I'm not having fun right now. I can hear x struggling, moaning in his sleep. His breaths fast and shallow. His body's on fire from temps ranging from 101.5-103.8 since last weds. He was being treated here safely. He was drinking 1.5 litre daily which is recommended according to his weight. He has been taking tylenol and motrin every two hours to control the fever for a week now. Yesterday, He couldn't keep any fluids down. He hasn't peed. He felt paralyzed in the tub. His nail beds were blue. We decided after 6 days of suffering, we were going to wave the white flag and bring him to the hospital, even though we knew he Does best during the day. 
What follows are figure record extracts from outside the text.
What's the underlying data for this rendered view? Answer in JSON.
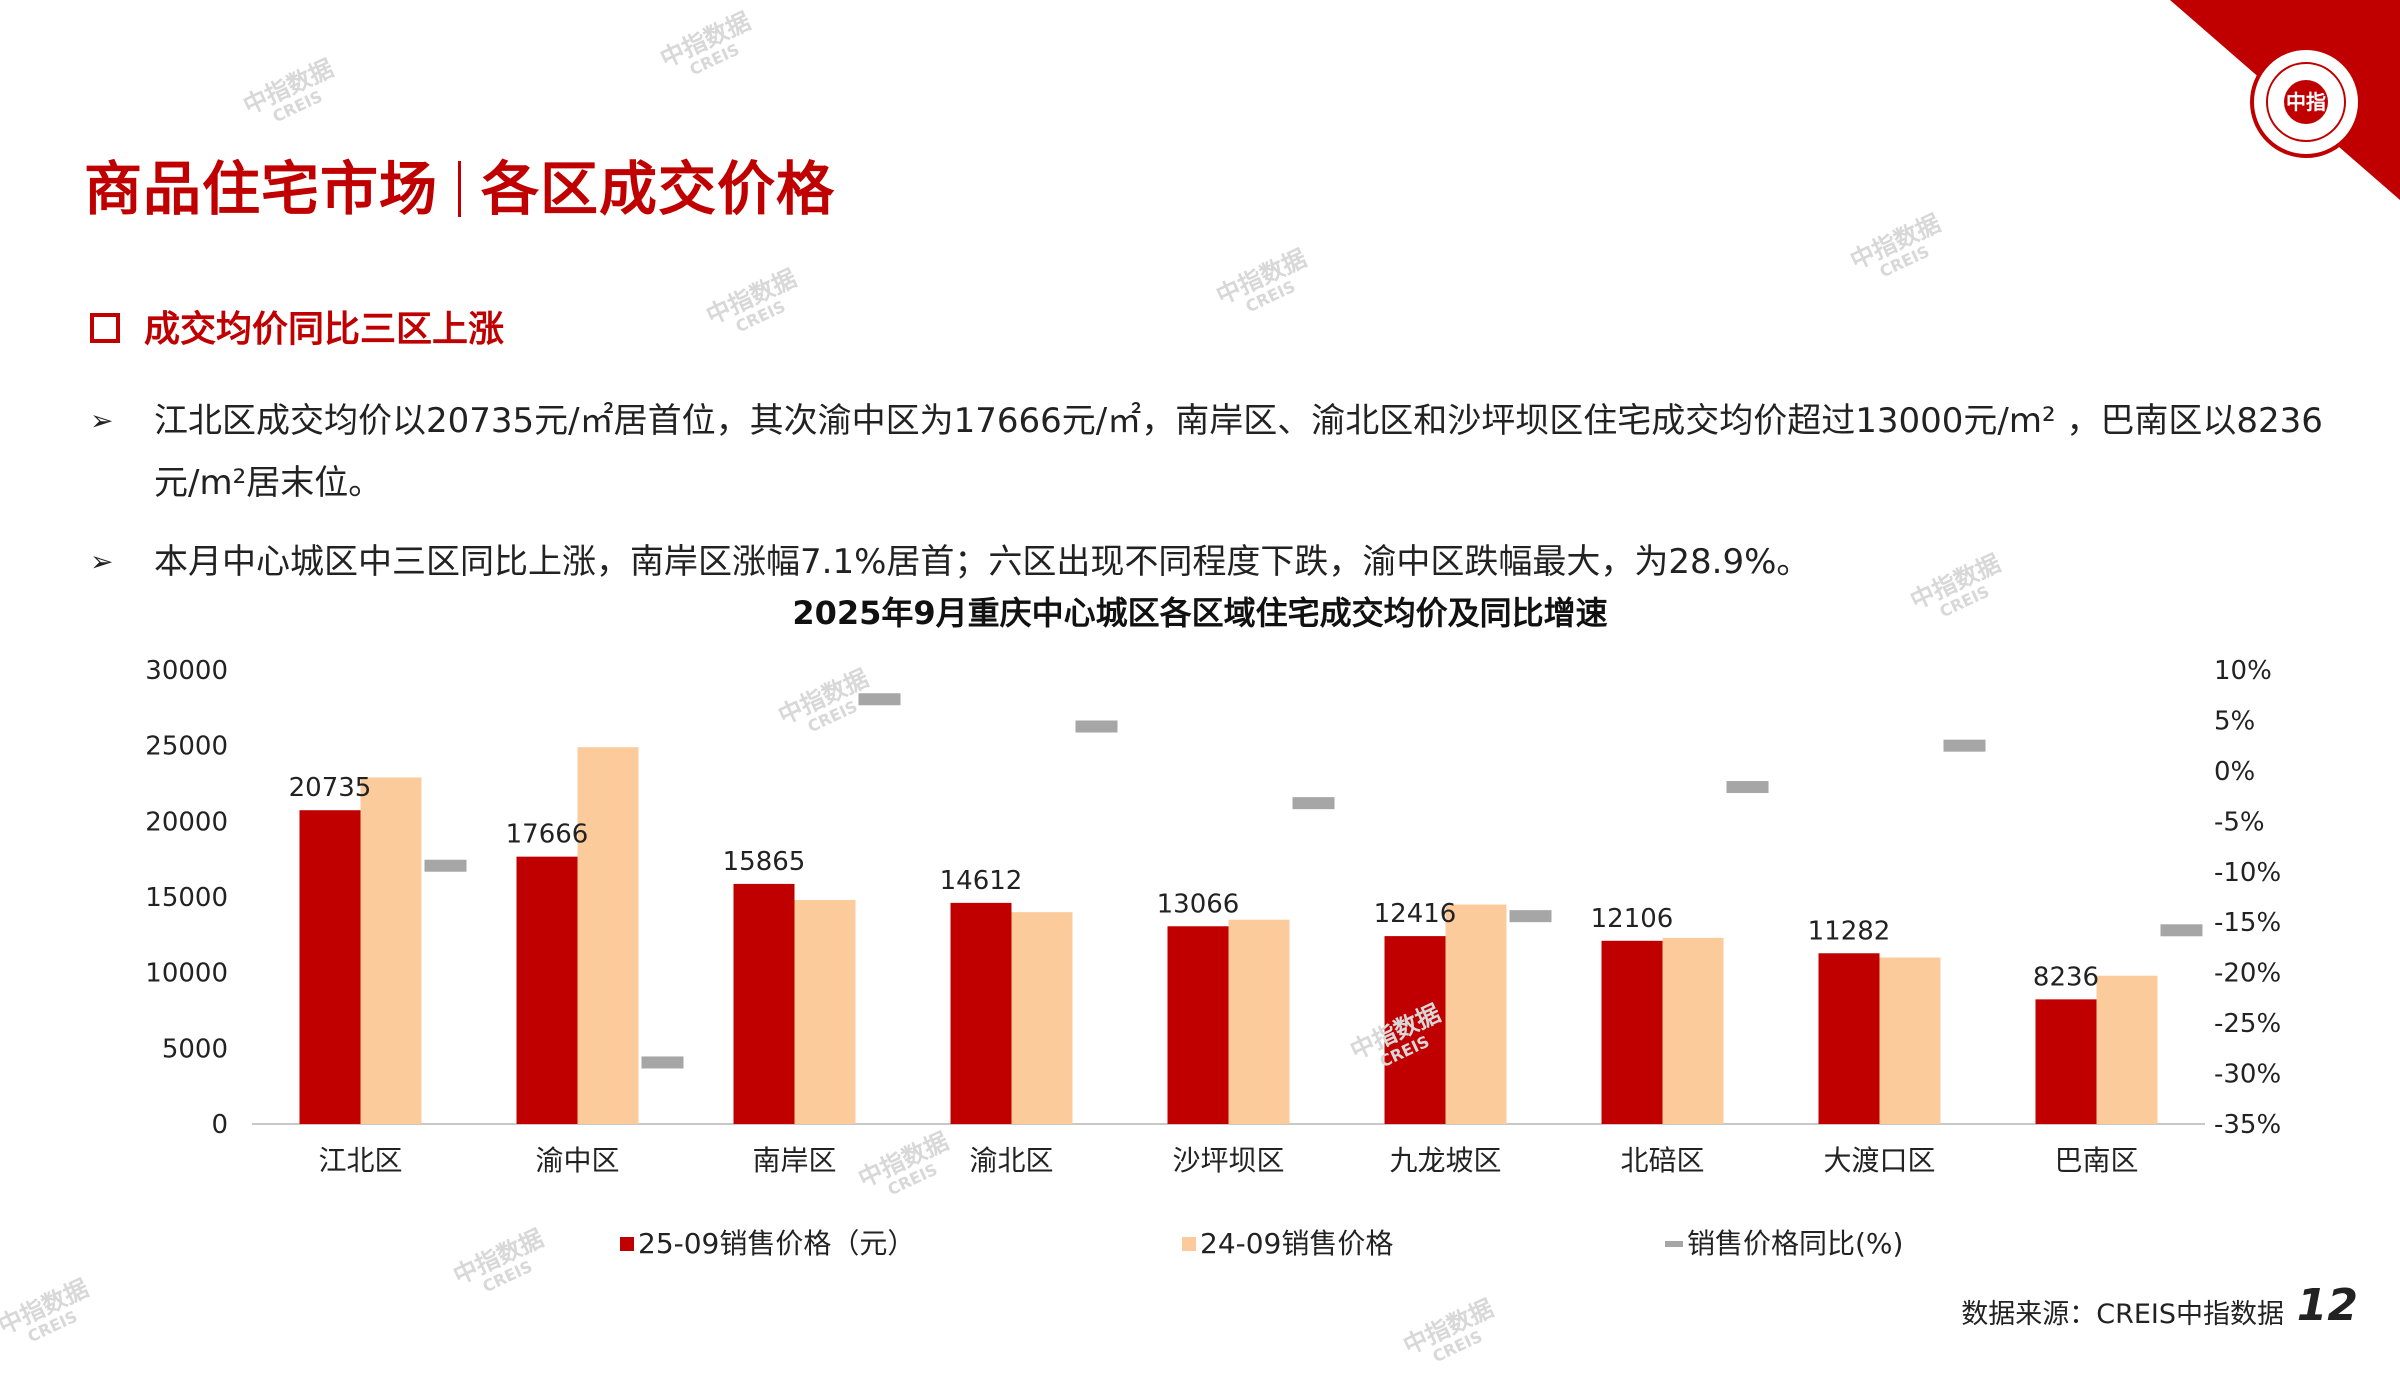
{
  "header": {
    "title_left": "商品住宅市场",
    "title_right": "各区成交价格",
    "logo_text": "中指"
  },
  "section": {
    "heading": "成交均价同比三区上涨",
    "bullets": [
      "江北区成交均价以20735元/㎡居首位，其次渝中区为17666元/㎡，南岸区、渝北区和沙坪坝区住宅成交均价超过13000元/m² ，巴南区以8236元/m²居末位。",
      "本月中心城区中三区同比上涨，南岸区涨幅7.1%居首；六区出现不同程度下跌，渝中区跌幅最大，为28.9%。"
    ]
  },
  "watermark": {
    "cn": "中指数据",
    "en": "CREIS"
  },
  "chart_data": {
    "type": "bar",
    "title": "2025年9月重庆中心城区各区域住宅成交均价及同比增速",
    "categories": [
      "江北区",
      "渝中区",
      "南岸区",
      "渝北区",
      "沙坪坝区",
      "九龙坡区",
      "北碚区",
      "大渡口区",
      "巴南区"
    ],
    "series": [
      {
        "name": "25-09销售价格（元）",
        "values": [
          20735,
          17666,
          15865,
          14612,
          13066,
          12416,
          12106,
          11282,
          8236
        ],
        "color": "#c00000",
        "axis": "left"
      },
      {
        "name": "24-09销售价格",
        "values": [
          22900,
          24900,
          14800,
          14000,
          13500,
          14500,
          12300,
          11000,
          9800
        ],
        "color": "#fbcb9c",
        "axis": "left"
      },
      {
        "name": "销售价格同比(%)",
        "values": [
          -9.4,
          -28.9,
          7.1,
          4.4,
          -3.2,
          -14.4,
          -1.6,
          2.5,
          -15.8
        ],
        "color": "#a6a6a6",
        "axis": "right",
        "marker": "dash"
      }
    ],
    "y_left": {
      "min": 0,
      "max": 30000,
      "ticks": [
        "0",
        "5000",
        "10000",
        "15000",
        "20000",
        "25000",
        "30000"
      ]
    },
    "y_right": {
      "min": -35,
      "max": 10,
      "ticks": [
        "-35%",
        "-30%",
        "-25%",
        "-20%",
        "-15%",
        "-10%",
        "-5%",
        "0%",
        "5%",
        "10%"
      ]
    },
    "data_labels": [
      "20735",
      "17666",
      "15865",
      "14612",
      "13066",
      "12416",
      "12106",
      "11282",
      "8236"
    ],
    "grid": false,
    "legend_position": "bottom"
  },
  "footer": {
    "source": "数据来源：CREIS中指数据",
    "page": "12"
  }
}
When we got to dartmouth, where multiple MDs told us to go, his temp was normal!! And he was feeling better. I looked around the room. There was a wheelchairbound man with cellulitis that couldn't go to the bathrom bc his chair was to big for the door. There was a middle aged woman dragging one leg behind her into the triage room. The kiddie distraction area was filled with a family. A nurse sat patiently in her scrubs, probably a needle stick, as she was called in quickly. A man with a urostomy bag tied to his ankle was wheeled in by his caretaker. Most disturbing, a pale/greenish bald man tried to with a white medical brace around his abdomen, possibly holding his sutures together. 

We left the er after being told it would be a two hour wait.

 This morning its more of the same. He's going to his primary care without treatment; feverish, shaking and vomiting as soon as daddy gets here.